Die Wettspielordnung sieht nur den Meister als Aufsteiger vor. Aber: „Wenn die Nord- und Regionalliga Bedarf an weiteren Mannschaften für die Nordliga haben, haben wir die Möglichkeit, den Zweitplatzierten zu nominieren. Ob die Mannschaft letztendlich aufsteigt, entscheidet dann der Ausschuss der Nord- und Regionalliga“, erklärt Natalie Werner, Koordinatorin des Punktspielbetriebs im Tennisverband Niedersachsen-Bremen, auf Nachfrage. Eine vage Aussage, die aber Raum für Hoffnungen lässt.

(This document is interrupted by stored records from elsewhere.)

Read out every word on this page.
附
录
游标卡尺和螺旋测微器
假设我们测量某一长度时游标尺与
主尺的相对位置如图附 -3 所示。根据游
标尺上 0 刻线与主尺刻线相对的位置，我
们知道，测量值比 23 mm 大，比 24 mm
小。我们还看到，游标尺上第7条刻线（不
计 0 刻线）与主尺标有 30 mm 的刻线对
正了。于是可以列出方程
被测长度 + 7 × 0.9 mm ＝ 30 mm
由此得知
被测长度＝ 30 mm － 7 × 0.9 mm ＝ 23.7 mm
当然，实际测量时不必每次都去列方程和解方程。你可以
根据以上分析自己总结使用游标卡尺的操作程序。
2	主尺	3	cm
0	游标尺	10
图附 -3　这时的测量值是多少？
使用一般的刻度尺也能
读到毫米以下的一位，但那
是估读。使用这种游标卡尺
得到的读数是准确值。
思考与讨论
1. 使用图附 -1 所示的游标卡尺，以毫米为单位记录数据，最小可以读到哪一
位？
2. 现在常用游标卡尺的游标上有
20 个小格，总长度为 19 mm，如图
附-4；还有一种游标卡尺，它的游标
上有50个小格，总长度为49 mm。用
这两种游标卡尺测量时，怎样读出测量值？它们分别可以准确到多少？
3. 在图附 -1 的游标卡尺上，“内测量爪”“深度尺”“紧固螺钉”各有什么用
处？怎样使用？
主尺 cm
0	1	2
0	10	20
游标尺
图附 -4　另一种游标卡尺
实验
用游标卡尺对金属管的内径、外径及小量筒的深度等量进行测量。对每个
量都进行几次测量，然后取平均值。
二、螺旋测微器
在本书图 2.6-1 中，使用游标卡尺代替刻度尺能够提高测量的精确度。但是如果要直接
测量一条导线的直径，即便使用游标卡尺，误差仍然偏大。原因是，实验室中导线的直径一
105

Insofern ist es für die Crew um Spitzenkraft Tarik Burina ein zusätzlicher Ansporn, den zweiten Rang wie im vergangenen Winter – als dieser allerdings nicht zum Aufstieg reichte – zu verteidigen. „Warum nicht? Gerne“, sagt auch Zlatan Burina auf einen möglich Sprung nach oben angesprochen. „Das wäre eine super Erfahrung. Und unsere Leute haben ihre Qualitäten.“

Aktuell sind beide Nordliga-Staffeln, in denen Hamburger Vereine in der Überzahl sind, nur mit jeweils fünf Teams bestückt. Ein Jahr zuvor waren es noch sieben beziehungsweise sechs Mannschaften. Unter anderem hatte sich aber der TC Lilienthal herunterstufen lassen, nachdem ihm die Spieler abhandengekommen waren.

Zlatan Burina weiß, dass ein Aufstieg in die vierthöchste deutsche Spielklasse ein enormer Sprung wäre. Diese Erfahrung dürfen seine Mannen bereits im Mai machen, wenn sie erstmals in der Sommersaison so hochklassig aufschlagen. Logisch, dass der Trainer deshalb bei Aziz Kijametovic und Danijal Muminovic angefragt hat, ob sie wieder zur Verfügung stehen. Das Problem ist jedoch: Beide dürfen nicht gleichzeitig eingesetzt werden, da sie als Bosnier aus einem Nicht-EU-Staat kommen. „Mein Wunsch wäre es, noch einen Spieler von Tariks Qualität zu bekommen. Ich versuche es“, sagt der Coach. Zwei, drei Anfragen habe er bereits bekommen – aber von Spielern, „die nicht zuverlässig sind“. Hinzu kommt der finanzielle Aspekt. „Unter 500 Euro pro Spiel musst du gar nicht erst fragen“, weiß der erfahrene Coach.